Я уходил в такие глупые вопросы, потому что мне было страшно признаться себе, как крепко держит меня Майтрейи. Близость с Дженией вызвала во мне лишь глубокую досаду и уверенность, что немало пройдет времени, прежде чем я снова отважусь прикоснуться к женщине, и, уж конечно, не при таких обстоятельствах. Мне нужна была Майтрейи, одна Майтрейи. Я скрежетал зубами, измышляя самые разные ласки, которые убивали ни в чем не повинную Джению, а меня лишь укрепляли в моей любви, не давая мне забвения, какого я хотел, не стирая из памяти чувств ту, другую, единственную — Майтрейи.
Я спросил Джению:
— Что ты во мне нашла?
— Я хотела, чтобы ты полюбил меня, как Майтрейи, — сказала она, поднимая на меня свои голубые, лишенные блеска глаза.
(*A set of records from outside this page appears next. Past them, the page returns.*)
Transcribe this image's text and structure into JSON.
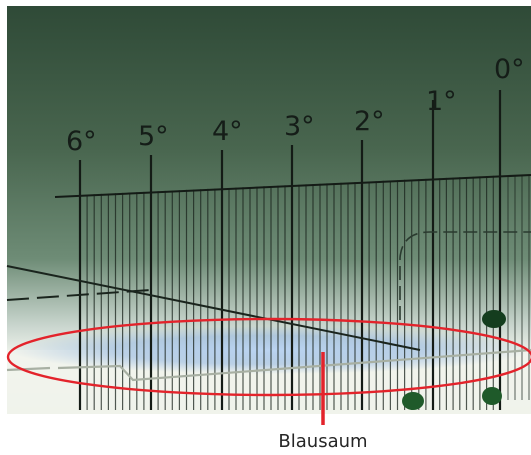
{
  "scale": {
    "labels": [
      "6°",
      "5°",
      "4°",
      "3°",
      "2°",
      "1°",
      "0°"
    ]
  },
  "annotation": {
    "caption": "Blausaum",
    "highlight_color": "#e3232b"
  },
  "colors": {
    "photo_top": "#2f4a37",
    "photo_mid": "#5f7d69",
    "photo_bright": "#f3f5ef",
    "fringe_blue": "#a9c6e8",
    "ink": "#151d18",
    "dot_green": "#143d1e"
  }
}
Я онемел. Какая страсть к самообману, какая жажда любви!
— Ты рассказывал, как ты любил Майтрейи, а я думала, какая я одинокая и несчастная, и чуть не разревелась…
Но, кажется, она поняла, что я никогда не смогу ее полюбить, хотя бы просто телесно. На рассвете я ушел из ее комнаты, измученный, пугающе трезвый, а она осталась лежать на постели, скомканной спазмами всех моих попыток забыть Майтрейи.
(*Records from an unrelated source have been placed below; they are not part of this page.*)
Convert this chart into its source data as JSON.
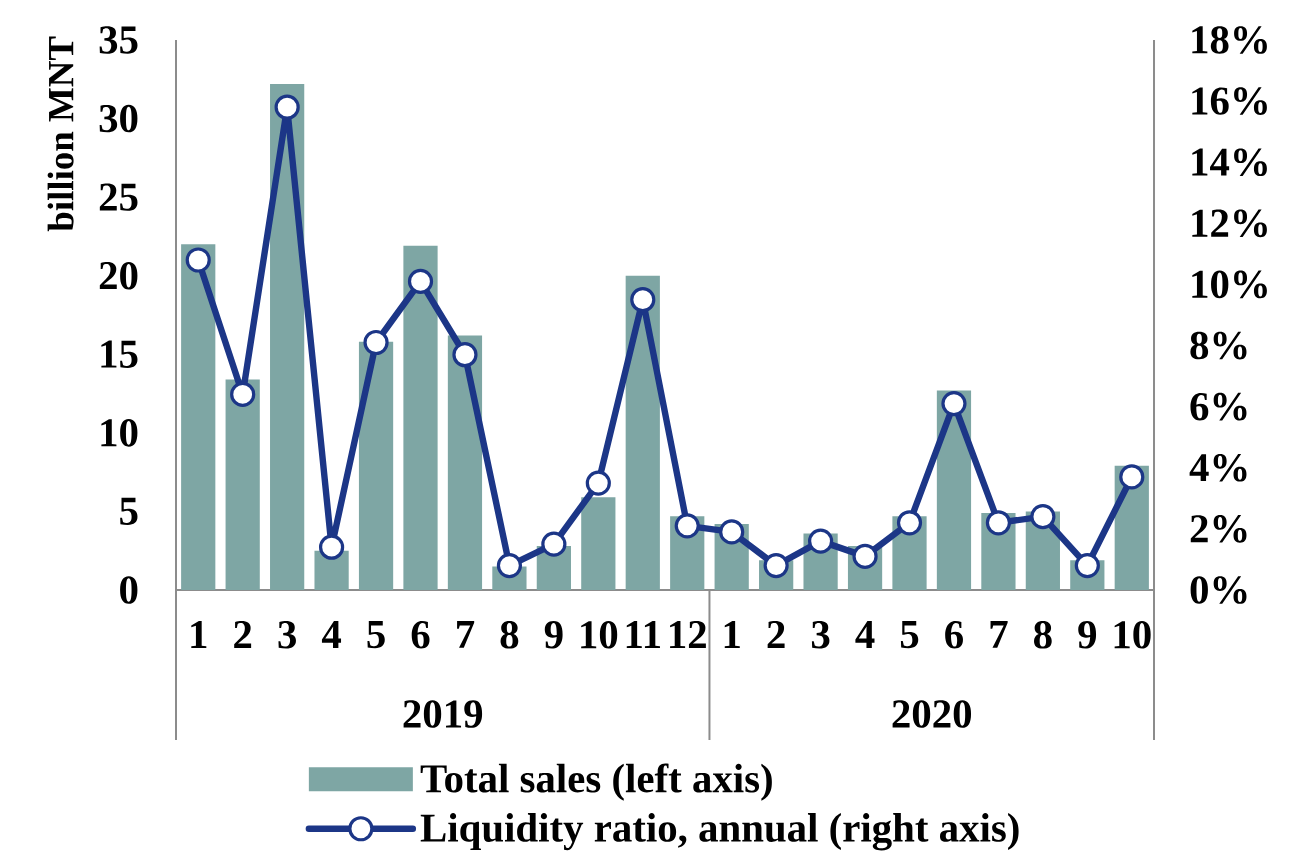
{
  "chart_data": {
    "type": "bar",
    "ylabel": "billion MNT",
    "categories": [
      "1",
      "2",
      "3",
      "4",
      "5",
      "6",
      "7",
      "8",
      "9",
      "10",
      "11",
      "12",
      "1",
      "2",
      "3",
      "4",
      "5",
      "6",
      "7",
      "8",
      "9",
      "10"
    ],
    "annotations": [
      "2019",
      "2020"
    ],
    "series": [
      {
        "name": "Total sales (left axis)",
        "color": "#7ea6a4",
        "values": [
          22.0,
          13.4,
          32.2,
          2.5,
          15.8,
          21.9,
          16.2,
          1.5,
          2.8,
          5.9,
          20.0,
          4.7,
          4.2,
          1.9,
          3.6,
          2.8,
          4.7,
          12.7,
          4.9,
          5.0,
          1.9,
          7.9
        ]
      },
      {
        "name": "Liquidity ratio, annual (right axis)",
        "type": "line",
        "axis": "y2",
        "color": "#1c3687",
        "marker": "circle",
        "line_style": "solid",
        "values": [
          10.8,
          6.4,
          15.8,
          1.4,
          8.1,
          10.1,
          7.7,
          0.8,
          1.5,
          3.5,
          9.5,
          2.1,
          1.9,
          0.8,
          1.6,
          1.1,
          2.2,
          6.1,
          2.2,
          2.4,
          0.8,
          3.7
        ]
      }
    ],
    "ylim": [
      0,
      35
    ],
    "yticks": [
      0,
      5,
      10,
      15,
      20,
      25,
      30,
      35
    ],
    "y2lim": [
      0,
      18
    ],
    "y2ticks": [
      {
        "value": 0,
        "label": "0%"
      },
      {
        "value": 2,
        "label": "2%"
      },
      {
        "value": 4,
        "label": "4%"
      },
      {
        "value": 6,
        "label": "6%"
      },
      {
        "value": 8,
        "label": "8%"
      },
      {
        "value": 10,
        "label": "10%"
      },
      {
        "value": 12,
        "label": "12%"
      },
      {
        "value": 14,
        "label": "14%"
      },
      {
        "value": 16,
        "label": "16%"
      },
      {
        "value": 18,
        "label": "18%"
      }
    ],
    "legend": "bottom"
  }
}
…В понедельник утром я проводил ее до ручья, пересекающего сосновый лес. Зачем мне послал ее Бог? Джения Айзек, мы когда-нибудь встретимся?
Я снова остался один, отвратительный сам себе, сбитый с толку, пытаясь представить, что со мной будет, пытаясь вернуть сладкий сон с Майтрейи. Я никогда не смогу описать все, что я передумал за долгие недели после отъезда Джении. Мою бессонницу, мои тусклые дни.
Но все прошло в одно в мгновение. Раз утром я проснулся раньше обычного, с удивлением открыв для себя солнце, свет, зелень. Словно камень свалился с души. Мне хотелось петь, прыгать и скакать. Как это случилось, не знаю. Чем-то меня осенило, что-то на меня снизошло. И тогда я вернулся.